Ce texte arrive trop tard, comme toujours, puisque cela fait plus d’un mois qu’on voudrait l’écrire. Il arrive peut-être à un mauvais moment aussi, puisque « l’actualité » qui nous parvient de la ZAD de Notre-Dame-des-Landes est particulièrement confuse. On espère donc ne pas rajouter une couche. Ce que nous défendons et ce que nous avons à faire ne nous apparaît pas comme confus : soutenir les médics, les inculpé·e·s, faire parler du sujet, freiner les flics, reconstruire… On est conscient·e·s que c’est plus facile dans notre position que pour celles et ceux qui vivent sur place et perçoivent toute la complexité quotidienne de la ZAD.
Ne vivant pas sur la ZAD, ou du moins jamais assez longtemps, il n’est ni possible ni souhaitable pour nous de publier une opinion tranchée sur les différentes divisions [1] qui la traversent. D’autres dans la même situation que nous ne s’en privent pas, et on trouve cela dégueulasse en plus d’être totalement irresponsable. Cela n’empêche bien sûr pas nos affinités d’être traversées par des discussions, des doutes, des engueulades et des perspectives.
Nous savons ce que nous soutenons « de l’extérieur » depuis maintenant une dizaine d’années (parfois au prix fort) et ce que nous ne soutiendrons jamais.
Ce que nous défendons :☀ Ce n’est pas uniquement des terres agricoles à exploiter. C’est une terre à protéger et à vivre.
☀ Ce n’est pas la possibilité pour certaines personnes de privatiser légalement un bout de ce territoire en lutte et de s’y installer « de manière pérenne ». C’est la possibilité pour quiconque de venir s’y installer, avec les personnes qui y ont lutté, sans s’octroyer une exclusivité permanente.
☀ Ce n’est pas l’exclusion de personnes qui ont participé à empêcher le projet d’aéroport. C’est l’autodéfense collective.

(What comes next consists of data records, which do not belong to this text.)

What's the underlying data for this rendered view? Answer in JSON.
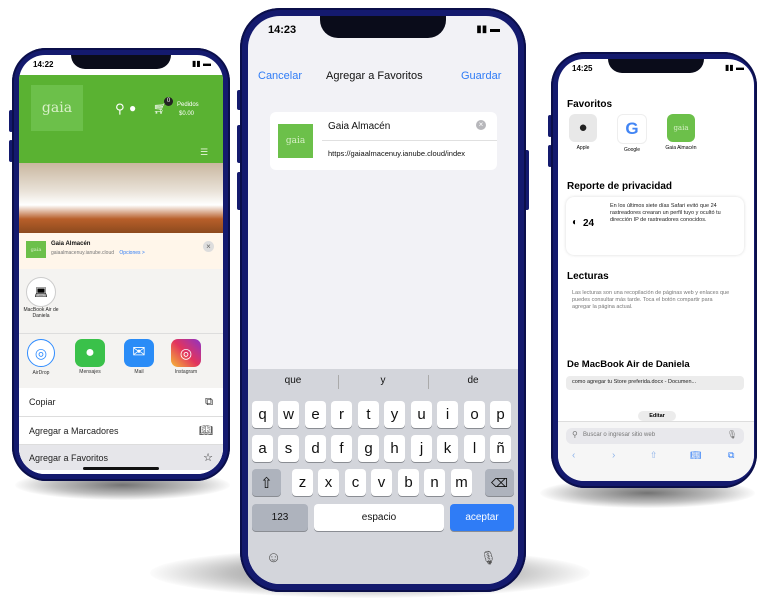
{
  "left_phone": {
    "time": "14:22",
    "logo_text": "gaia",
    "cart_label": "Pedidos",
    "cart_amount": "$0.00",
    "cart_count": "0",
    "share_title": "Gaia Almacén",
    "share_url": "gaiaalmacenuy.ianube.cloud",
    "share_options": "Opciones >",
    "airdrop_device": "MacBook Air de Daniela",
    "apps": [
      {
        "label": "AirDrop",
        "color": "#2f8cff",
        "icon": "airdrop-icon"
      },
      {
        "label": "Mensajes",
        "color": "#3ac14a",
        "icon": "messages-icon"
      },
      {
        "label": "Mail",
        "color": "#2a8cf7",
        "icon": "mail-icon"
      },
      {
        "label": "Instagram",
        "color": "#d62a7a",
        "icon": "instagram-icon"
      }
    ],
    "actions": [
      {
        "label": "Copiar",
        "icon": "copy-icon"
      },
      {
        "label": "Agregar a Marcadores",
        "icon": "book-icon"
      },
      {
        "label": "Agregar a Favoritos",
        "icon": "star-icon"
      }
    ]
  },
  "middle_phone": {
    "time": "14:23",
    "cancel": "Cancelar",
    "title": "Agregar a Favoritos",
    "save": "Guardar",
    "logo_text": "gaia",
    "name_value": "Gaia Almacén",
    "url_value": "https://gaiaalmacenuy.ianube.cloud/index",
    "suggestions": [
      "que",
      "y",
      "de"
    ],
    "row1": [
      "q",
      "w",
      "e",
      "r",
      "t",
      "y",
      "u",
      "i",
      "o",
      "p"
    ],
    "row2": [
      "a",
      "s",
      "d",
      "f",
      "g",
      "h",
      "j",
      "k",
      "l",
      "ñ"
    ],
    "row3": [
      "z",
      "x",
      "c",
      "v",
      "b",
      "n",
      "m"
    ],
    "key_123": "123",
    "key_space": "espacio",
    "key_accept": "aceptar"
  },
  "right_phone": {
    "time": "14:25",
    "favorites_title": "Favoritos",
    "favorites": [
      {
        "label": "Apple",
        "icon": "apple-icon"
      },
      {
        "label": "Google",
        "icon": "google-icon"
      },
      {
        "label": "Gaia Almacén",
        "icon": "gaia-icon"
      }
    ],
    "gaia_logo": "gaia",
    "privacy_title": "Reporte de privacidad",
    "privacy_count": "24",
    "privacy_text": "En los últimos siete días Safari evitó que 24 rastreadores crearan un perfil tuyo y ocultó tu dirección IP de rastreadores conocidos.",
    "reading_title": "Lecturas",
    "reading_text": "Las lecturas son una recopilación de páginas web y enlaces que puedes consultar más tarde. Toca el botón compartir para agregar la página actual.",
    "macbook_title": "De MacBook Air de Daniela",
    "macbook_item": "como agregar tu Store preferida.docx - Documen...",
    "edit_label": "Editar",
    "search_placeholder": "Buscar o ingresar sitio web"
  }
}
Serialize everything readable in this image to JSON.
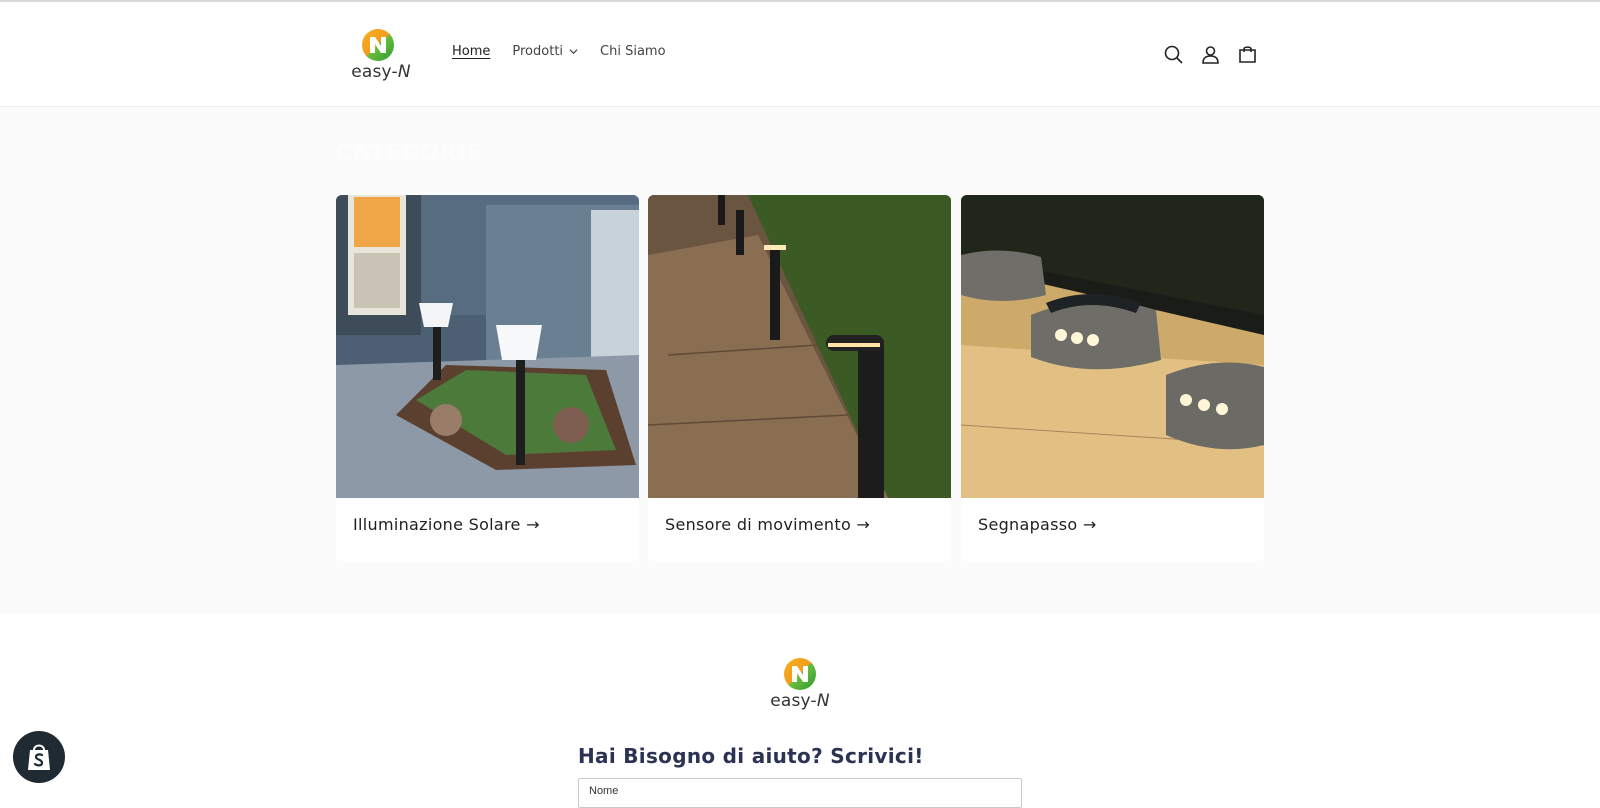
{
  "header": {
    "logo_text_main": "easy-",
    "logo_text_n": "N",
    "nav": [
      {
        "label": "Home"
      },
      {
        "label": "Prodotti"
      },
      {
        "label": "Chi Siamo"
      }
    ],
    "icons": [
      "search-icon",
      "account-icon",
      "cart-icon"
    ]
  },
  "collections": {
    "title": "CATEGORIE",
    "cards": [
      {
        "label": "Illuminazione Solare →"
      },
      {
        "label": "Sensore di movimento →"
      },
      {
        "label": "Segnapasso →"
      }
    ]
  },
  "contact": {
    "logo_text_main": "easy-",
    "logo_text_n": "N",
    "title": "Hai Bisogno di aiuto? Scrivici!",
    "name_label": "Nome"
  },
  "colors": {
    "accent_green": "#35a235",
    "accent_orange": "#f39a1e",
    "heading_navy": "#2b3354"
  }
}
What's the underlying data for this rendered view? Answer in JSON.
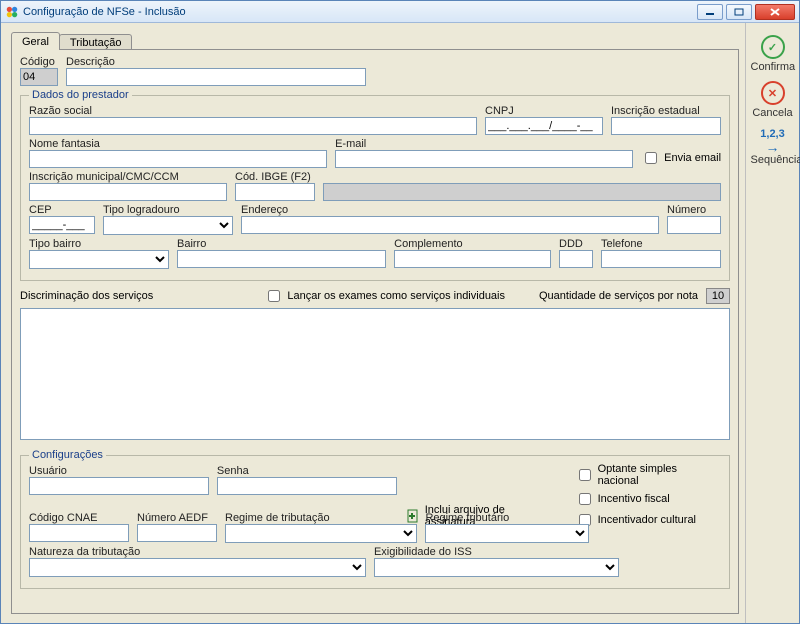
{
  "window": {
    "title": "Configuração de NFSe - Inclusão"
  },
  "tabs": {
    "geral": "Geral",
    "tributacao": "Tributação"
  },
  "header": {
    "codigo_label": "Código",
    "codigo_value": "04",
    "descricao_label": "Descrição",
    "descricao_value": ""
  },
  "prestador": {
    "legend": "Dados do prestador",
    "razao_label": "Razão social",
    "cnpj_label": "CNPJ",
    "cnpj_mask": "___.___.___/____-__",
    "ie_label": "Inscrição estadual",
    "nome_fantasia_label": "Nome fantasia",
    "email_label": "E-mail",
    "envia_email_label": "Envia email",
    "im_label": "Inscrição municipal/CMC/CCM",
    "ibge_label": "Cód. IBGE (F2)",
    "cep_label": "CEP",
    "cep_mask": "_____-___",
    "tipo_logradouro_label": "Tipo logradouro",
    "endereco_label": "Endereço",
    "numero_label": "Número",
    "tipo_bairro_label": "Tipo bairro",
    "bairro_label": "Bairro",
    "complemento_label": "Complemento",
    "ddd_label": "DDD",
    "telefone_label": "Telefone"
  },
  "discriminacao": {
    "label": "Discriminação dos serviços",
    "lancar_label": "Lançar os exames como serviços individuais",
    "qtd_label": "Quantidade de serviços por nota",
    "qtd_value": "10"
  },
  "config": {
    "legend": "Configurações",
    "usuario_label": "Usuário",
    "senha_label": "Senha",
    "inclui_assinatura_label": "Inclui arquivo de assinatura",
    "optante_label": "Optante simples nacional",
    "incentivo_label": "Incentivo fiscal",
    "incentivador_label": "Incentivador cultural",
    "cnae_label": "Código CNAE",
    "aedf_label": "Número AEDF",
    "regime_trib_label": "Regime de tributação",
    "regime_tributario_label": "Regime tributário",
    "natureza_label": "Natureza da tributação",
    "exigibilidade_label": "Exigibilidade do ISS"
  },
  "side": {
    "confirma": "Confirma",
    "cancela": "Cancela",
    "sequencia": "Sequência",
    "seq_digits": "1,2,3"
  }
}
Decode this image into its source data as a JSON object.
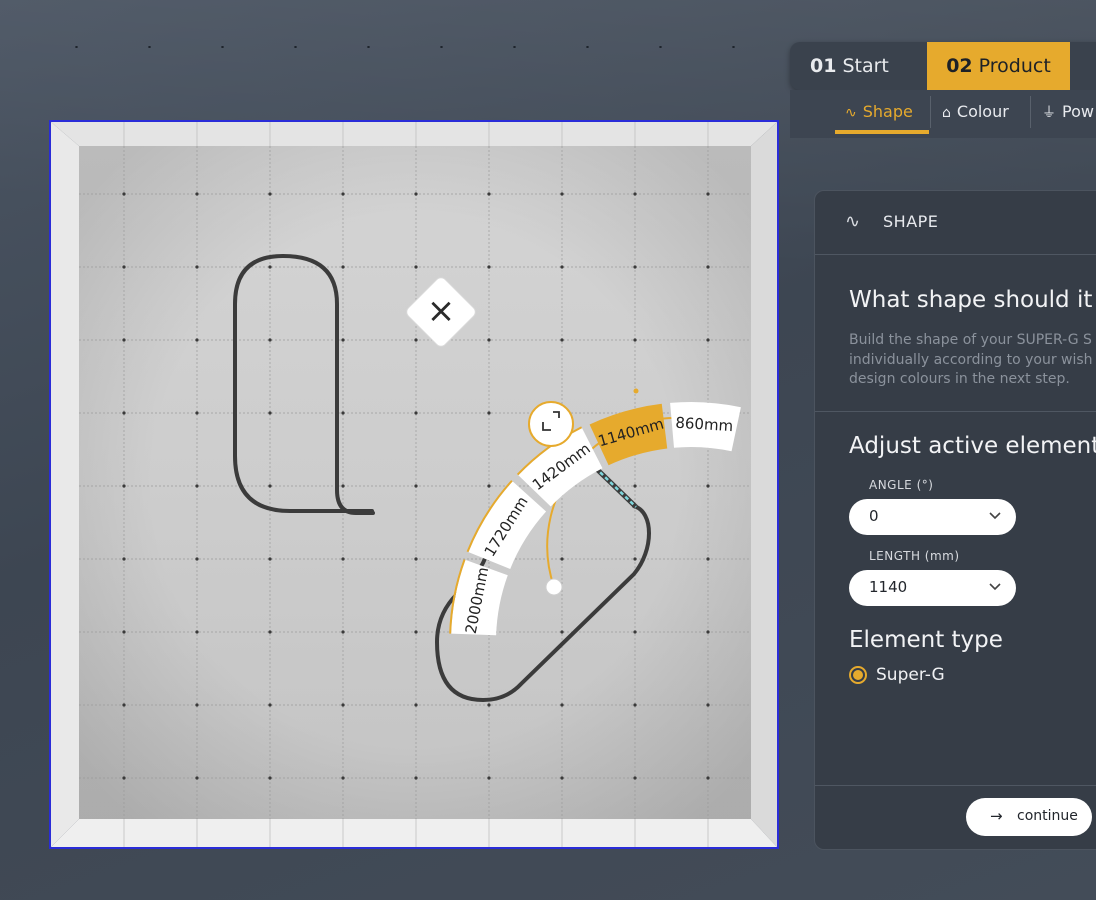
{
  "steps": [
    {
      "num": "01",
      "label": "Start"
    },
    {
      "num": "02",
      "label": "Product"
    }
  ],
  "subtabs": [
    {
      "label": "Shape",
      "icon": "shape-icon"
    },
    {
      "label": "Colour",
      "icon": "colour-icon"
    },
    {
      "label": "Pow",
      "icon": "power-icon"
    }
  ],
  "canvas": {
    "close_symbol": "×",
    "lengths": [
      "2000mm",
      "1720mm",
      "1420mm",
      "1140mm",
      "860mm"
    ],
    "selected_length": "1140mm"
  },
  "panel": {
    "header": "SHAPE",
    "question": "What shape should it b",
    "description": [
      "Build the shape of your SUPER-G S",
      "individually according to your wish",
      "design colours in the next step."
    ],
    "adjust_title": "Adjust active element",
    "angle_label": "ANGLE (°)",
    "angle_value": "0",
    "length_label": "LENGTH (mm)",
    "length_value": "1140",
    "element_type_title": "Element type",
    "element_type_option": "Super-G",
    "continue_label": "continue",
    "continue_arrow": "→"
  },
  "colors": {
    "accent": "#e6aa2d",
    "panel": "#363d47",
    "selection_frame": "#2a2cd8",
    "track": "#3b3b3b",
    "active_segment": "#7fd6dc"
  }
}
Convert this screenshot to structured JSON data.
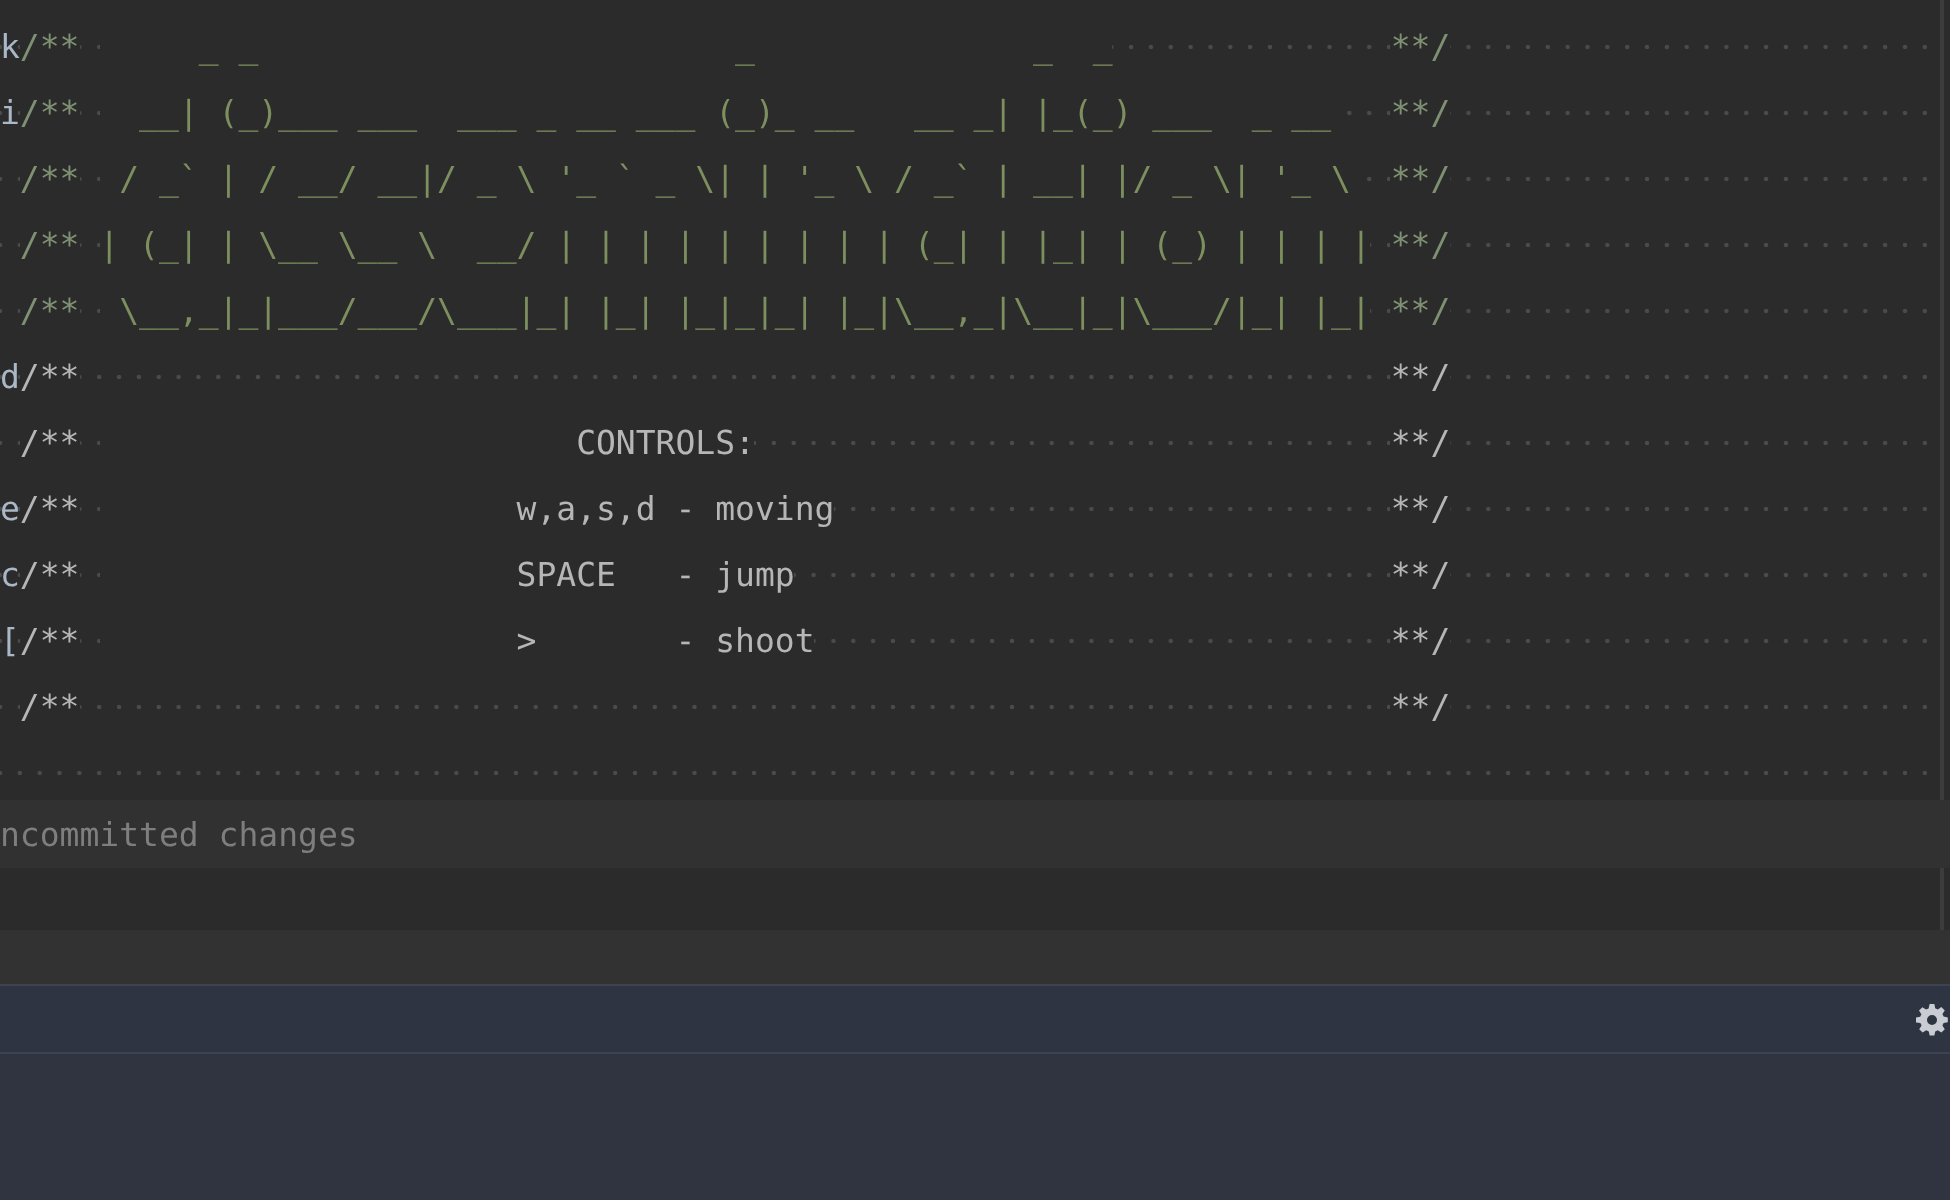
{
  "editor": {
    "lines": [
      {
        "kind": "art",
        "gutter": "k",
        "open": "/**",
        "text": "     _ _                        _              _  _",
        "close": "**/"
      },
      {
        "kind": "art",
        "gutter": "i",
        "open": "/**",
        "text": "  __| (_)___ ___  ___ _ __ ___ (_)_ __   __ _| |_(_) ___  _ __",
        "close": "**/"
      },
      {
        "kind": "art",
        "open": "/**",
        "text": " / _` | / __/ __|/ _ \\ '_ ` _ \\| | '_ \\ / _` | __| |/ _ \\| '_ \\",
        "close": "**/"
      },
      {
        "kind": "art",
        "open": "/**",
        "text": "| (_| | \\__ \\__ \\  __/ | | | | | | | | | (_| | |_| | (_) | | | |",
        "close": "**/"
      },
      {
        "kind": "art",
        "open": "/**",
        "text": " \\__,_|_|___/___/\\___|_| |_| |_|_|_| |_|\\__,_|\\__|_|\\___/|_| |_|",
        "close": "**/"
      },
      {
        "kind": "text",
        "gutter": "d",
        "open": "/**",
        "close": "**/"
      },
      {
        "kind": "text",
        "open": "/**",
        "text": "                        CONTROLS:",
        "close": "**/"
      },
      {
        "kind": "text",
        "gutter": "e",
        "open": "/**",
        "text": "                     w,a,s,d - moving",
        "close": "**/"
      },
      {
        "kind": "text",
        "gutter": "c",
        "open": "/**",
        "text": "                     SPACE   - jump",
        "close": "**/"
      },
      {
        "kind": "text",
        "gutter": "[",
        "open": "/**",
        "text": "                     >       - shoot",
        "close": "**/"
      },
      {
        "kind": "text",
        "open": "/**",
        "close": "**/"
      }
    ]
  },
  "status": {
    "text": "ncommitted changes"
  }
}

☀ Ce ne sont pas des ressources dont quelques-un·e·s auraient l’usage ou la défense d’intérêts particuliers. C’est un bien commun qu’il s’agit de gérer ensemble et la défense d’un intérêt collectif.
☀ Ce n’est pas d’habiter ce territoire selon les normes de l’État, même « en faisant semblant » de rentrer dans les cadres. C’est de pouvoir occuper et habiter ce territoire en se fiant aux dynamiques continuellement redéfinies de ses habitant·e·s.
☀ Ce n’est pas l’unité. C’est la solidarité.
☀ Ce n’est pas UNE stratégie prétendument commune (ni la barricade seule, ni la négociation sans condition, ni quoi que ce soit d’unique). Ce sont DES tactiques diverses qui produisent un rapport de forces.
☀ Ce n’est pas une fin en soi. C’est la cohérence des moyens qu’on utilise.
☀ Ce n’est pas UN autre monde possible. Ce sont DES réalités déjà là.
☀ Ce n’est pas le mythe, utile à l’État, de deux « camps » qui s’opposeraient sur place et auxquels il faudrait s’identifier. C’est une diversité insaisissable [2].
☀ Ce n’est pas la victoire ou la défaite. C’est la lutte, sans fin par définition.
☀ Ce n’est pas nous dire qu’on ne peut pas tout avoir et qu’il faut se contenter de ce que l’État voudra bien nous permettre. C’est continuer à s’emparer de l’impossible et à semer les graines d’autres possibles.
C’est rire de nous, rêver haut, s’enthousiasmer, gagner, perdre, gagner encore, rencontrer, trouver et créer les brèches, occuper et défendre ensemble des zones qui rendent tout cela possible.
La défaite que beaucoup ressentent actuellement, pire qu’une défaite militaire, n’enlève rien à l’amour que nous portons à cette zone, ce que nous y avons vécu et y vivrons. Nous continuons à vivre des moments magnifiques sur zone, et quoi de plus normal. Quel que soit son futur, sur lequel nous pouvons/devons agir, l’État ne pourra rien reprendre de ce que la ZAD a apporté à nos luttes et continue de nourrir.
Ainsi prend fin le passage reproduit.